I am currently planning on FIRE'ing in April of this year from my corp job (and thus will have contributed only $8,000 by that time at current rate).

My income level has been such that the 401K has been the only tax-deferred option available to me for many years. Even once I FIRE I will still be executing remaining stock options for several years and the income level from that will still put me over the regular or ROTH IRA limits.

My DW and I own a small business in town (with 5 employees) and currently offer a SIMPLE IRA for them (and my DW). We do match 3% of their contribution so we can contribute as well. SIMPLE IRA limits are $12,500 plus $3,000 catch up I believe.

I still want to be able to maximize my tax-deductable contributions this year (naturally).

So a couple of questions:
- the 401K limits seem the best ($24K vs $16.5K) - so do I have to try to get to that $24K before I FIRE in April? - possible but that is a heck of monthly deduction
- if I have part of the year under a 401K and part of the year under a SIMPLE IRA - what would be annual limit be?

Thanks!
 
I did max out my 401K contributions in order to get to $24K before retiring at the end of last July. I wanted to go earlier, so actually set my contrib to the max my company would allow, but then got talked into staying. Given the behavior of the market during the latter part of the year, this turned out to be a good thing and I'm glad I did it.

I can't answer your question about combining the 401K and Simple IRA in the same year, but it seems unlikely that the combined limit would be higher than $24K. I'd guess that you're better off putting the max into the 401K and then rolling it over after you leave.

My income level has been such that the 401K has been the only tax-deferred option available to me for many years. Even once I FIRE I will still be executing remaining stock options for several years and the income level from that will still put me over the regular or ROTH IRA limits.

Unless you or your DW are going to have compensation from working (not sure if your stock options or the business you own will provide that), you won't be able to contribute to a regular or Roth IRA in the future at all.
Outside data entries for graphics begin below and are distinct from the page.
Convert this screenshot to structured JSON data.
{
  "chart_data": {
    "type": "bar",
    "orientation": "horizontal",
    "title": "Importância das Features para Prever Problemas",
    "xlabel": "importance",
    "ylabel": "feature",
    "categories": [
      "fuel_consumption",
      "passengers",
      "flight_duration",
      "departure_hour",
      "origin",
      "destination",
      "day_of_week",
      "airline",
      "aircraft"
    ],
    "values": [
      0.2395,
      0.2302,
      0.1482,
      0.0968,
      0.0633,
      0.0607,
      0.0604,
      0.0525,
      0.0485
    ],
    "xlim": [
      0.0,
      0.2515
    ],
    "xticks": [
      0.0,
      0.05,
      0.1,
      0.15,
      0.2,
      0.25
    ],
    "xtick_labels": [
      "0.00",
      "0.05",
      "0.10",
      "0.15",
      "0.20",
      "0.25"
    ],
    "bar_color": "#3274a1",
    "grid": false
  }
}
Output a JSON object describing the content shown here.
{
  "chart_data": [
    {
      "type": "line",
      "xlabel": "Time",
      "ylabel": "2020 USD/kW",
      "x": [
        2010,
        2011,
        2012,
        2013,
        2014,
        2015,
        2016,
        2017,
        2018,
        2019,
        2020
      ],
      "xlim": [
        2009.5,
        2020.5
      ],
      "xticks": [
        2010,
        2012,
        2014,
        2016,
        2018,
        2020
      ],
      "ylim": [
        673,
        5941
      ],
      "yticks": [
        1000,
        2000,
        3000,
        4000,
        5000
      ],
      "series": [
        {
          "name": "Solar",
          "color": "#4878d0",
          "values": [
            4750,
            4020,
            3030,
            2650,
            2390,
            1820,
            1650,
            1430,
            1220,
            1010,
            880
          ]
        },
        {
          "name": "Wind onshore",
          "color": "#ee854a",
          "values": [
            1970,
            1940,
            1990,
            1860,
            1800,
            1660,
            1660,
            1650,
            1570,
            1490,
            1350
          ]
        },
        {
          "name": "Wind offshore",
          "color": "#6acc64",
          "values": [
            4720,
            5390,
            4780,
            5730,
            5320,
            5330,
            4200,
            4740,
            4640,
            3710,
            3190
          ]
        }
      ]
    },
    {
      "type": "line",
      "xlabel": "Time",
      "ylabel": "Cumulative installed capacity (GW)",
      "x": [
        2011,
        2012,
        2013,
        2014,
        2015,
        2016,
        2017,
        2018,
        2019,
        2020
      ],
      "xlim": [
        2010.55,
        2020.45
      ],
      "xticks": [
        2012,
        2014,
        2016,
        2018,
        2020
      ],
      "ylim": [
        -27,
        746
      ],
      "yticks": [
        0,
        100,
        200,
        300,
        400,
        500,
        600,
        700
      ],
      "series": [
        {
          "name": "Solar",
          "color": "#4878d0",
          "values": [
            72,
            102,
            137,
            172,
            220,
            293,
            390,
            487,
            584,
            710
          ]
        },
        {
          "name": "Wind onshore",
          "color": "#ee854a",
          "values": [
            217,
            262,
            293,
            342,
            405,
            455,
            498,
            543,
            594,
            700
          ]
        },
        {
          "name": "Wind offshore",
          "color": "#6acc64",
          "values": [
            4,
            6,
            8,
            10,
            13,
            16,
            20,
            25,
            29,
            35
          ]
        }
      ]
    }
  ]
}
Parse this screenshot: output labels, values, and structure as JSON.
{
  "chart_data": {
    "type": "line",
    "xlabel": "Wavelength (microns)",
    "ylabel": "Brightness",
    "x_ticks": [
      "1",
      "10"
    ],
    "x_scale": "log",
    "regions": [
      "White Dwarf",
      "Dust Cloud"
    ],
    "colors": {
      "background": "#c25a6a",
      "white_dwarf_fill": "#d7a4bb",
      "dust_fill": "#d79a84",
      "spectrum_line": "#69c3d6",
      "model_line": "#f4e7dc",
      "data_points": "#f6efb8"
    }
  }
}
You can contribute $6500 to a tIRA this year, but it won't be deductible.
 
When I was going to change jobs, knowing the new place has a 6 month delay prior to joining the 401K, I maxed mine out at work to fill it up. Yes it was a small paycheque, but I just tapped savings.
 
I still want to be able to maximize my tax-deductable contributions this year (naturally).

So a couple of questions:
- the 401K limits seem the best ($24K vs $16.5K) - so do I have to try to get to that $24K before I FIRE in April? - possible but that is a heck of monthly deduction
- if I have part of the year under a 401K and part of the year under a SIMPLE IRA - what would be annual limit be?

Thanks!

I was in the exact same position last year. I contributed the full $24K over the first 3 months of the year.

If you can afford it, that's what I would do.
 
Thanks everyone - that is what I pretty much expected (max out as much as possible early) but very good to know I wasn't missing anything.